May 09, 2018 11:01 AM

Over five months after he was fired by NBC for alleged sexual misconduct, the network has released the findings of its internal investigation into former Today show anchor Matt Lauer.

The investigation, which was led by NBCUniversal general counsel Kim Harris, focused on four complainants’ allegations and resulted from nearly 70 interviews with current and former employees and over 30 focus groups with 262 current employees.

The investigation team concluded that they “found credible the four complainants’ allegations that Lauer engaged in inappropriate sexual behavior in the workplace.”

The investigation also found that leadership at NBC News, Today and human resources were not made aware of Lauer’s behavior prior to the anonymous woman who came forward in November, prompting his firing.

“We found no evidence indicating that any NBC News or Today show leadership, News HR or others in positions of authority in the News Division received any complaints about Lauer’s workplace behavior prior to November 27, 2017,” the report states. “All four women who came forward confirmed that they did not tell their direct manager or anyone else in a position of authority about their sexual encounters with Lauer. Current and former members of NBC News and Today show leadership, as well as News HR, stated that they had never received a complaint about inappropriate workplace behavior by Lauer, and we did not find any contrary evidence.”

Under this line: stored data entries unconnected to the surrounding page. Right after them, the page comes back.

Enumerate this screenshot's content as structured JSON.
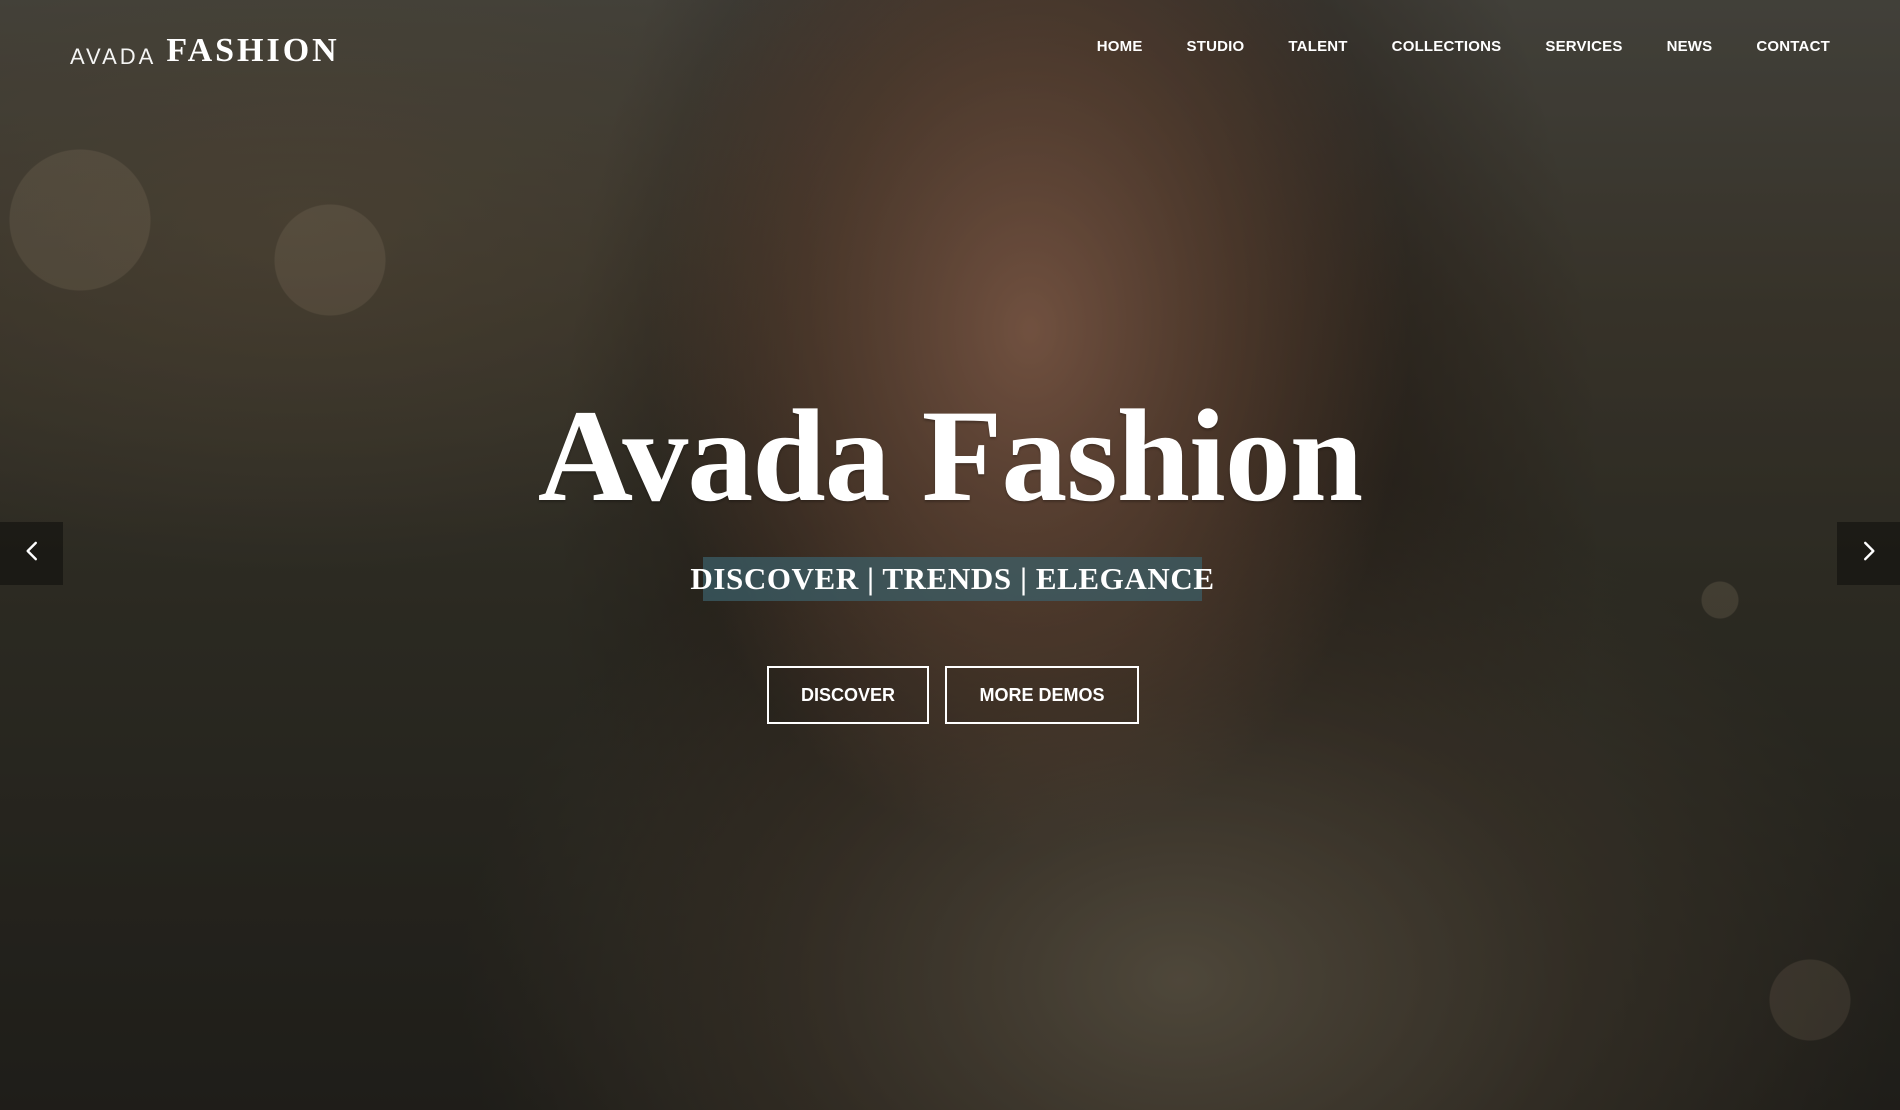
{
  "brand": {
    "logo_small": "AVADA",
    "logo_big": "FASHION"
  },
  "nav": {
    "items": [
      {
        "label": "HOME"
      },
      {
        "label": "STUDIO"
      },
      {
        "label": "TALENT"
      },
      {
        "label": "COLLECTIONS"
      },
      {
        "label": "SERVICES"
      },
      {
        "label": "NEWS"
      },
      {
        "label": "CONTACT"
      }
    ]
  },
  "hero": {
    "title": "Avada Fashion",
    "tagline": "DISCOVER | TRENDS | ELEGANCE",
    "buttons": {
      "primary": "DISCOVER",
      "secondary": "MORE DEMOS"
    }
  },
  "icons": {
    "prev": "chevron-left-icon",
    "next": "chevron-right-icon"
  },
  "colors": {
    "tagline_bg": "#3C5F69"
  }
}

However, “two of the four complainants who came forward said that they believe former NBC News or Today Show leadership knew or must have known about Lauer’s alleged inappropriate sexual behavior in the workplace. The former leaders with whom we spoke denied any such knowledge.”

The investigation team determined that while some witnesses had concerns about reporting inappropriate behavior to human resources, they don’t believe that there is a “widespread or systemic pattern of behavior that violates company policy or a culture of harassment in the News Division.”

An insider previously told PEOPLE that Lauer was let go due to sexual misconduct throughout 2014 with a female staffer, including at the Winter Olympics in Sochi, Russia. Women have also anonymously accused Lauer of sexual harassment and assault in reports published by Variety and The New York Times.

The investigation also addressed a much-discussed topic in the wake of Lauer’s firing: a so-called “secret button” under his desk that Lauer allegedly used to lock his door inside NBC’s Rockefeller Center headquarters.

“The button is a commonly available feature in executive offices in multiple NBCU facilities to provide an efficient way to close the door without getting up from the desk,” according to the report. “The button releases a magnet that holds the door open. It does not lock the door from the inside.”

 Finally, the investigation touched on the Washington Post article in which Lauer’s former co-anchor Ann Curry said she approached two members of NBC’s management team in 2012 after a female staffer at the network told her she was “sexually harassed physically” by him.

“Curry confirmed that she did not disclose to anyone in management that she had received a specific complaint,” according to the report. “Curry declined to share with the investigation team the identity of anyone in management with whom she spoke at the time or the identity of the woman who came to her with a complaint about Lauer. The members of NBC News and Today show leadership at the time with whom we spoke denied having any such conversation with Curry.”

In a separate memo to employees sent on Wednesday morning obtained by PEOPLE, news division chairman Andy Lack admitted that “the last few months have been extraordinarily difficult.”

“When we first told you about the decision to dismiss Matt Lauer, I said we had been presented with ‘reason to believe this may not have been an isolated incident,’ ” he said. “As you will see in the report, that turned out to be the case.”

“Like many of you, I am immensely proud of NBC News, its history, and the work we do. But — stepping back from the investigation — that history also includes a time when people were not comfortable coming forward to voice complaints about repugnant behavior. That is not acceptable,” he continued. “We cannot change the past. What we can do is learn from it, and try to make it right.”

Wesley Mann/August

Last month, Lauer released a statement in regards to the allegations published by the Washington Post.

“Five months ago I was terminated by NBC after admitting to past relationships with co-workers,” he said. “A day later I took responsibility, apologized to the people I had hurt and promised to begin the process of repairing the damage I had caused my family. I have worked every day since then to honor that promise.”

“I have made no public comments on the many false stories from anonymous or biased sources that have been reported about me over these past several months — including a claim that I would, or even could, lock someone in my office. I remained silent in an attempt to protect my family from further embarrassment and to restore a small degree of the privacy they have lost,” he continued. “But defending my family now requires me to speak up. I fully acknowledge that I acted inappropriately as a husband, father and principal at NBC. However I want to make it perfectly clear that any allegations or reports of coercive, aggressive or abusive actions on my part, at any time, are absolutely false.”

RELATED VIDEO: Matt Lauer & Wife Annette Are ‘Preparing’ to Divorce as Source Says the ‘Damage Can’t Be Fixed’

Since being fired, Lauer has been lying low in the Hamptons — and a source close to him recently told PEOPLE that he remains “truly devastated” over the situation that ended his career at the network.

A source told PEOPLE this week that Lauer and his wife of 20 years Annette Roque are “barely speaking.” They share three kids together.